The Role
Own and evolve the core \"brain\" service that powers Qu. Design, build, and operate multi-agent LLM systems that communicate in real time over text and voice. Ship fast Python services with FastAPI, keep latency low, quality high, and evaluation continuous.
What You'll Do
* Own Qu's brain service end to end:
architecture, SLAs, latency budgets, error modes, rollouts.
* Low-latency comms:
streaming text and voice, VAD, barge-in, turn-taking, interruption handling. WebRTC, SIP, and LiveKit experience is a strong plus.
* Multi-agent orchestration:
planner–executor–critic patterns, role routing, shared memory, tool routers, coordination protocols and evaluation.
* Reasoning & optimization:
ReAct, Chain-of-Thought, plus Tree-/Graph-of-Thoughts when useful.
* Programmatic prompt optimization:
DSPy for prompt/program compilation; integrate MiPRO and GEPA for iterative prompt evolution under eval constraints.
* RAG engineering:
high-signal retrieval (chunking, hybrid search, re-ranking), query rewriting, compression, caching, freshness, and strong grounding; evaluate faithfulness, context precision/recall, and answer relevancy.
* Evaluation & observability:
Pre-call validate inputs, enforce safety, and verify retrieval quality for RAG; in-call trace prompts, tool calls, token/latency/cost and enforce streaming guardrails; post-call run automated task evals (faithfulness, relevancy, hallucination, safety), regressions, red-teaming, and CI/CD gates. Instrument with structured logs and OpenTelemetry, surface dashboards and alerts, and feed live traffic slices into shadow evals for drift detection.
Minimum Qualifications
* 5+ years in ML or backend engineering in product environments; recent focus on LLM systems.
* Expert Python. Strong FastAPI, asyncio, pydantic, and production observability.
* Real-time systems: you've built or integrated low-latency text/voice.

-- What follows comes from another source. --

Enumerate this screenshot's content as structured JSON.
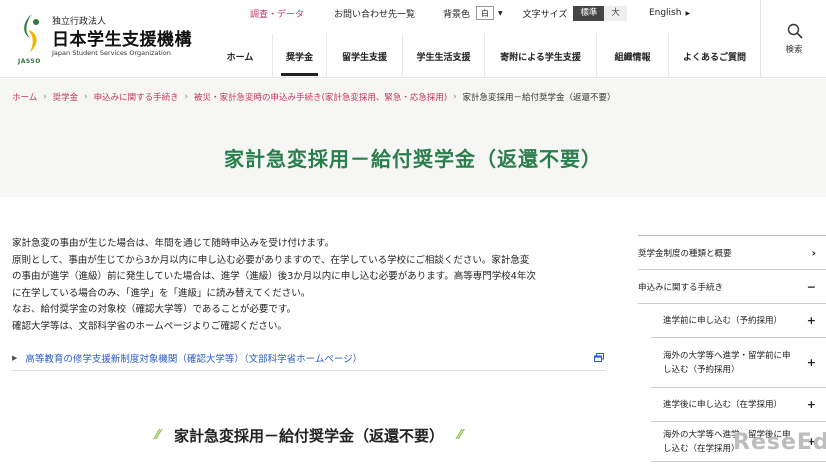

You have used LiveKit, Pipecat or similar tech.
* Working knowledge of agent patterns and eval-driven development.
* Hands-on with ReAct and CoT; pragmatic with ToT/GoT tradeoffs.
* Prior startup experience.
Nice To Have
* DSPy for compilation and self-improving workflows; MiPRO/GEPA integration.

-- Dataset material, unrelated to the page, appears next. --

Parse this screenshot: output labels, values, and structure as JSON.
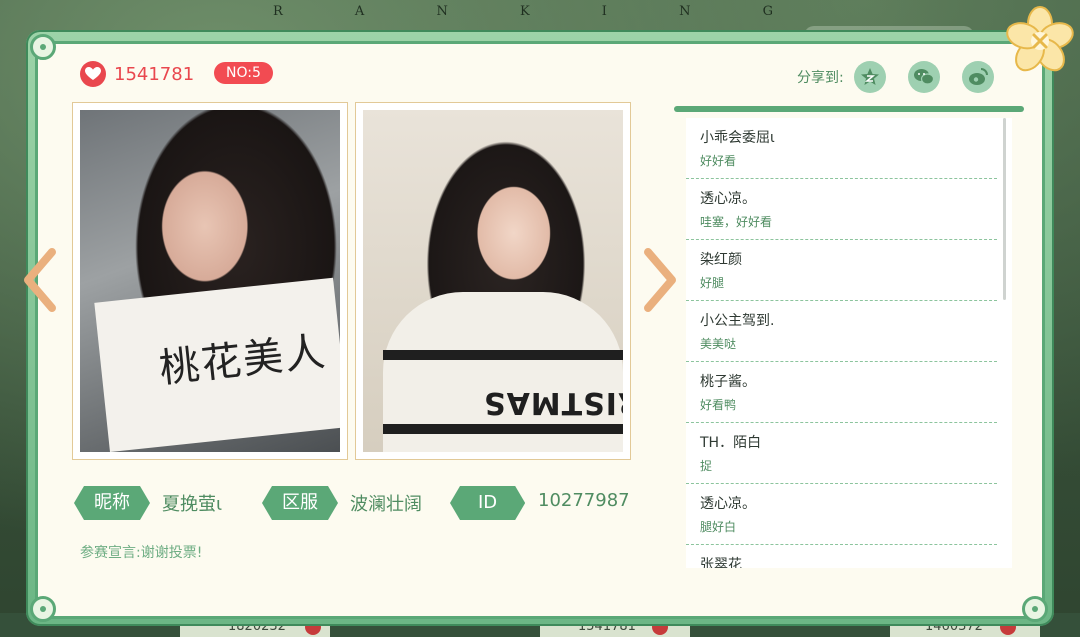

* Experience with evaluation tooling and LLM-as-judge setups.
* WebRTC/SRTP, jitter buffers, SIP basics; LiveKit a plus.
* LiveKit Agents, SIP–WebRTC gateways, TURN/SFU tuning.
* GCP: Cloud Run/GKE, Pub/Sub, Vertex AI, GCS, Secret Manager, Cloud Logging/Trace.

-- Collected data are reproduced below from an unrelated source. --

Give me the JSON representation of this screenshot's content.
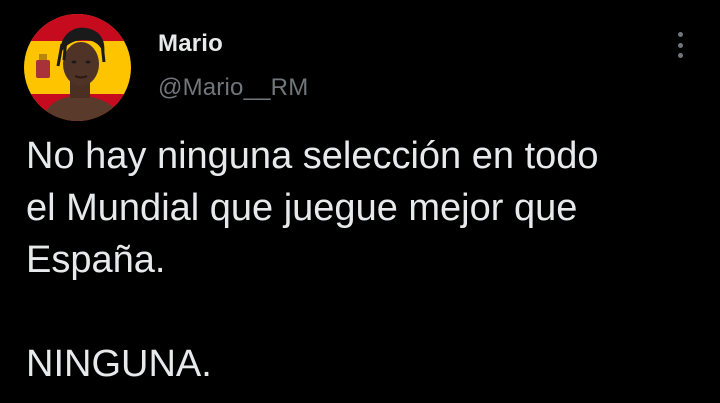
{
  "author": {
    "display_name": "Mario",
    "handle": "@Mario__RM",
    "avatar_icon": "profile-photo-spain-flag"
  },
  "tweet": {
    "text": "No hay ninguna selección en todo\nel Mundial que juegue mejor que\nEspaña.\n\nNINGUNA."
  },
  "menu": {
    "icon": "more-vertical-icon"
  },
  "colors": {
    "background": "#000000",
    "text": "#e7e9ea",
    "secondary_text": "#71767b",
    "flag_red": "#c60b1e",
    "flag_yellow": "#ffc400"
  }
}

* Healthcare data familiarity.
Example Problems You'll Tackle
* Push median voice round-trip under 2 seconds while preserving turn-taking and barge-in.
* Set up OTEL-first tracing for the agent graph with automated eval triggers on production traffic slices.
* Improve our RAG pipeline with hybrid retrieval and re-ranking, then prove gains via faithfulness and context metrics with regression harnesses.
* Turn EHR integrations into LLM tools.
Tech Stack
Python, FastAPI, pydantic, asyncio, Redis, Postgres, vector stores, WebRTC stacks, LiveKit, SIP gateways, STT/TTS, Docker, Terraform, K8s, OTEL, DeepEval.
What You Get
* Work on cutting-edge real-time agent tech with a best-in-class team in healthtech.
* Fun off-sites in Barcelona.
* High-tech laptop and solid dev ergonomics.
* Flexibility: work from home or hybrid in Barcelona/London.